Derede su kalmamıştı ama bahar selleri bahçenin alt ucunu oymuş, iki kavak ağacının köklerini meydana çıkarmıştı. Kavaklar neredeyse boylu boyuna bahçenin üstüne düşecek kadar eğilmişti. Zelvişan arkasına bakmadan yan bahçedeki çitin kenarından kendi bostanına girdi. Hemen bostanın alt ucuna çöktü. Meğeli dikim sırasının kabarık toprağına batırdı., patatesleri çıkarma zamanı gelmişti. İşine devam ederken bir yandan da Osman’a ileniyor, bağrımı çürüttün diye söyleniyordu. Alacası içindeydi, kime söyleseydi de bu sıkıntıdan, bu iç boğuntusundan kurtulsaydı. Toprağa çökmüş, cılız çıkan patateslere bakarak iç geçiriyordu.
Meğeli bıraktı, eteğini silkeledi. Ayağa kalkarak geldiği yoldan geri döndü. Köy ortasına varmadan Melekgilin harmanından geçti, İmamgilin kocamış ceviz ağacının gölgesine sığınarak namaza giden Adil Köse’nin hımbıl hımbıl yürümesini bekledi. Hoca Efendigilin çardağını yanlayarak evin önünde iskemlesine oturmuş, ruhlar alemine dalmış gibi uzaklara bakan Tanko Ana’nın yanına vardı. Eline uzandı, öptü.

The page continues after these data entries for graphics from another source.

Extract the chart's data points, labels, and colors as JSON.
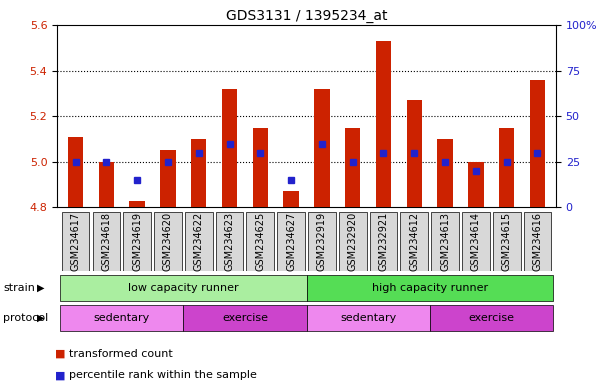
{
  "title": "GDS3131 / 1395234_at",
  "samples": [
    "GSM234617",
    "GSM234618",
    "GSM234619",
    "GSM234620",
    "GSM234622",
    "GSM234623",
    "GSM234625",
    "GSM234627",
    "GSM232919",
    "GSM232920",
    "GSM232921",
    "GSM234612",
    "GSM234613",
    "GSM234614",
    "GSM234615",
    "GSM234616"
  ],
  "transformed_count": [
    5.11,
    5.0,
    4.83,
    5.05,
    5.1,
    5.32,
    5.15,
    4.87,
    5.32,
    5.15,
    5.53,
    5.27,
    5.1,
    5.0,
    5.15,
    5.36
  ],
  "percentile_rank": [
    25,
    25,
    15,
    25,
    30,
    35,
    30,
    15,
    35,
    25,
    30,
    30,
    25,
    20,
    25,
    30
  ],
  "bar_bottom": 4.8,
  "ylim_left": [
    4.8,
    5.6
  ],
  "ylim_right": [
    0,
    100
  ],
  "yticks_left": [
    4.8,
    5.0,
    5.2,
    5.4,
    5.6
  ],
  "yticks_right": [
    0,
    25,
    50,
    75,
    100
  ],
  "bar_color": "#cc2200",
  "dot_color": "#2222cc",
  "grid_color": "#000000",
  "strain_groups": [
    {
      "label": "low capacity runner",
      "start": 0,
      "end": 8,
      "color": "#aaeea0"
    },
    {
      "label": "high capacity runner",
      "start": 8,
      "end": 16,
      "color": "#55dd55"
    }
  ],
  "protocol_groups": [
    {
      "label": "sedentary",
      "start": 0,
      "end": 4,
      "color": "#ee88ee"
    },
    {
      "label": "exercise",
      "start": 4,
      "end": 8,
      "color": "#cc44cc"
    },
    {
      "label": "sedentary",
      "start": 8,
      "end": 12,
      "color": "#ee88ee"
    },
    {
      "label": "exercise",
      "start": 12,
      "end": 16,
      "color": "#cc44cc"
    }
  ],
  "legend_items": [
    {
      "label": "transformed count",
      "color": "#cc2200"
    },
    {
      "label": "percentile rank within the sample",
      "color": "#2222cc"
    }
  ],
  "strain_label": "strain",
  "protocol_label": "protocol",
  "tick_label_fontsize": 7,
  "axis_label_color_left": "#cc2200",
  "axis_label_color_right": "#2222cc",
  "gridline_values": [
    5.0,
    5.2,
    5.4
  ]
}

Tanko Ana sanki onu bekler gibiydi. Kapı önündeki iskemleyi gösterdi, gitti aldı, dizlerinin dibine oturdu. Başını hemen Tanko Ana’nın kucağına koydu. Tanko Ana köyün hem dert, hem de dertli kadınıydı. Ta küçükken Ermeni göçü sırasında Karahisar’da komşu Köröş ailesine teslim edilmiş, yıllar geçmiş bir daha dönen, arayan olmamış, gelinlik çağa gelince Köroş Memedin babasıyla evlendirilmiş, bu köye gelmişti. Zaman zaman köyü sarmalamış tepelere çıkar, ormanı gezeler, bu anlarda türküler söylenir, dertlenirdi. Yanına gelen taze gelinleri, sevdalık çeken oğlanları, dedikoduya alışmış orta yaş kadınları dinler, köyün her şeyinden haberi olurdu. Ama öğrendiği sırrı saklar, kimsenin sözünün altında kalmazdı.

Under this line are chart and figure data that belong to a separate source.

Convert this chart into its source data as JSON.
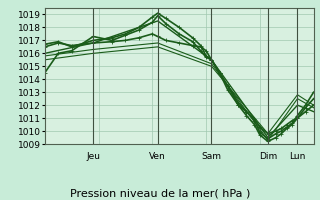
{
  "bg_color": "#c8ecd8",
  "plot_bg_color": "#d8f0e0",
  "grid_color": "#a0c8b0",
  "line_color": "#1a5c1a",
  "ylim": [
    1009,
    1019.5
  ],
  "yticks": [
    1009,
    1010,
    1011,
    1012,
    1013,
    1014,
    1015,
    1016,
    1017,
    1018,
    1019
  ],
  "xlabel": "Pression niveau de la mer( hPa )",
  "xlabel_fontsize": 8,
  "tick_fontsize": 6.5,
  "day_labels": [
    "Jeu",
    "Ven",
    "Sam",
    "Dim",
    "Lun"
  ],
  "day_positions": [
    0.18,
    0.42,
    0.62,
    0.83,
    0.94
  ],
  "series": [
    {
      "x": [
        0.0,
        0.05,
        0.1,
        0.18,
        0.25,
        0.3,
        0.35,
        0.4,
        0.42,
        0.45,
        0.5,
        0.55,
        0.58,
        0.6,
        0.62,
        0.65,
        0.68,
        0.72,
        0.75,
        0.78,
        0.8,
        0.83,
        0.86,
        0.88,
        0.9,
        0.92,
        0.94,
        0.97,
        1.0
      ],
      "y": [
        1016.7,
        1016.9,
        1016.5,
        1017.0,
        1017.2,
        1017.5,
        1018.0,
        1018.8,
        1019.1,
        1018.7,
        1018.0,
        1017.2,
        1016.6,
        1015.8,
        1015.5,
        1014.5,
        1013.5,
        1012.0,
        1011.2,
        1010.5,
        1009.7,
        1009.2,
        1009.5,
        1009.8,
        1010.2,
        1010.5,
        1011.0,
        1011.8,
        1012.5
      ],
      "lw": 1.2,
      "marker": "+"
    },
    {
      "x": [
        0.0,
        0.18,
        0.42,
        0.62,
        0.83,
        0.94,
        1.0
      ],
      "y": [
        1016.0,
        1016.8,
        1018.5,
        1015.5,
        1009.5,
        1012.0,
        1011.5
      ],
      "lw": 1.0,
      "marker": null
    },
    {
      "x": [
        0.0,
        0.18,
        0.42,
        0.62,
        0.83,
        0.94,
        1.0
      ],
      "y": [
        1015.8,
        1016.3,
        1016.8,
        1015.2,
        1009.3,
        1012.5,
        1011.8
      ],
      "lw": 0.8,
      "marker": null
    },
    {
      "x": [
        0.0,
        0.18,
        0.42,
        0.62,
        0.83,
        0.94,
        1.0
      ],
      "y": [
        1015.5,
        1016.0,
        1016.5,
        1015.0,
        1009.8,
        1012.8,
        1012.0
      ],
      "lw": 0.8,
      "marker": null
    },
    {
      "x": [
        0.0,
        0.05,
        0.1,
        0.18,
        0.25,
        0.3,
        0.35,
        0.4,
        0.42,
        0.45,
        0.5,
        0.55,
        0.58,
        0.6,
        0.62,
        0.65,
        0.68,
        0.72,
        0.75,
        0.78,
        0.8,
        0.83,
        0.86,
        0.88,
        0.9,
        0.92,
        0.94,
        0.97,
        1.0
      ],
      "y": [
        1014.5,
        1016.0,
        1016.2,
        1017.3,
        1017.0,
        1017.4,
        1017.8,
        1018.4,
        1018.9,
        1018.3,
        1017.5,
        1016.9,
        1016.2,
        1015.7,
        1015.5,
        1014.5,
        1013.5,
        1012.2,
        1011.5,
        1010.8,
        1009.9,
        1009.4,
        1009.8,
        1010.0,
        1010.3,
        1010.6,
        1011.2,
        1012.0,
        1013.0
      ],
      "lw": 1.2,
      "marker": "+"
    },
    {
      "x": [
        0.0,
        0.05,
        0.1,
        0.18,
        0.25,
        0.3,
        0.35,
        0.4,
        0.42,
        0.45,
        0.5,
        0.55,
        0.58,
        0.6,
        0.62,
        0.65,
        0.68,
        0.72,
        0.75,
        0.78,
        0.8,
        0.83,
        0.86,
        0.88,
        0.9,
        0.92,
        0.94,
        0.97,
        1.0
      ],
      "y": [
        1016.5,
        1016.8,
        1016.6,
        1016.8,
        1016.9,
        1017.0,
        1017.2,
        1017.5,
        1017.3,
        1017.0,
        1016.8,
        1016.6,
        1016.5,
        1016.2,
        1015.5,
        1014.5,
        1013.2,
        1012.0,
        1011.5,
        1010.9,
        1010.3,
        1009.8,
        1010.0,
        1010.2,
        1010.5,
        1010.8,
        1011.0,
        1011.5,
        1012.0
      ],
      "lw": 1.2,
      "marker": "+"
    }
  ]
}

Zelvişan gelinin sarı saçlarını okşayarak onun söylenmesini bekledi. Bir yandan da sarma sigarasını tüttürüyor, ninni gibi gelen türküsünü mırıldanıyor, bildiği sızlanmanın dile gelmesini bekliyordu. Zelvişan gelin Osman’dan, köydeki söylentilerden iç geçirerek anlatmaya başladı. Belli ki çok pahıllanmıştı. Kıskançlık ve şüphe insanın içine çökünce ağaç kurdu gibi kemirir, içten içe çürütürdü. Yine de bir umut ışığı vardı. Çünkü bahçede iş yaparken yaşmağına pilla böcüğünün konduğunu söylemesi ve arkasından evvelsi gece gördüğü rüyasını gözlerinde umut ışığı taşıyarak anlatması umut ışığının belirtisiydi. Bu umudu kırmamak, Zelvişan’ı hanesine sahip çıkması gerektiğini anlatmak gerekirdi.

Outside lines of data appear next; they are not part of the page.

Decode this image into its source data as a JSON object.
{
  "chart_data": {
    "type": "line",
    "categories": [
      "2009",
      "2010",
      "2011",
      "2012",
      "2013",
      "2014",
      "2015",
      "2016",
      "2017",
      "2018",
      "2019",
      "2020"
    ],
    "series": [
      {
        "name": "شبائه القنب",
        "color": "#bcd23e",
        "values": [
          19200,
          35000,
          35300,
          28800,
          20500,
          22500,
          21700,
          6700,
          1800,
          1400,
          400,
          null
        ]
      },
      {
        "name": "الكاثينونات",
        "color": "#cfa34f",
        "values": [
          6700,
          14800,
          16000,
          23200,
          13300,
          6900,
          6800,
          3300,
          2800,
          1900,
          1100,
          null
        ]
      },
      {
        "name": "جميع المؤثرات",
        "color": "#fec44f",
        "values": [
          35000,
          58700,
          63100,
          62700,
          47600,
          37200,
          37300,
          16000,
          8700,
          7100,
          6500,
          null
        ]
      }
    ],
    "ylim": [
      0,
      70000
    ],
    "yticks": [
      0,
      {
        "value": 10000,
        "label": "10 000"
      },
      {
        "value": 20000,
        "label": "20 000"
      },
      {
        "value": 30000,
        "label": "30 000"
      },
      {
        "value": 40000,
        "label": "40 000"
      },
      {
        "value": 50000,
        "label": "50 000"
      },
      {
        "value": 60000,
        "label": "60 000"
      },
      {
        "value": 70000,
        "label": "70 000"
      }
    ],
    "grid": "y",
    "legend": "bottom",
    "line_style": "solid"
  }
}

“Has geliinim, güzel Zelvişan’ım; sen bağrını çürütür olmuşsun ama gördüğün rüyada at murat, katır devlet, eşek kısmet, deve gurbet demektir. Sen eşeği evinin yolunda görmüşsün, bırak bakalım nereye gidecek. Bence erkeğin geri dönüyor. Hem sana ayağının kömseği olayım, dememiş mi! Hele var git evine, kazanı ocağa koy.” Diye usul usul söyledi. Zelvişan yavaşçacık yerinden kalktı, Tanko Ana’nın elini tekrar öptü, evin yolunu tuttu.
Yaşamın sırrı onun içindeki arzuyu yakalamaktır. Eğer zora girdiğiniz anlar her sabah doğan güneşin ya da her döngüde kendini yenileyen ayın bitmeyen gücüne akıl erdirmeye bakın. Doğa yaşamın sevinç kaynağıdır. Geçmişi koç keleği gibi boynunuzda taşımayı bırakın.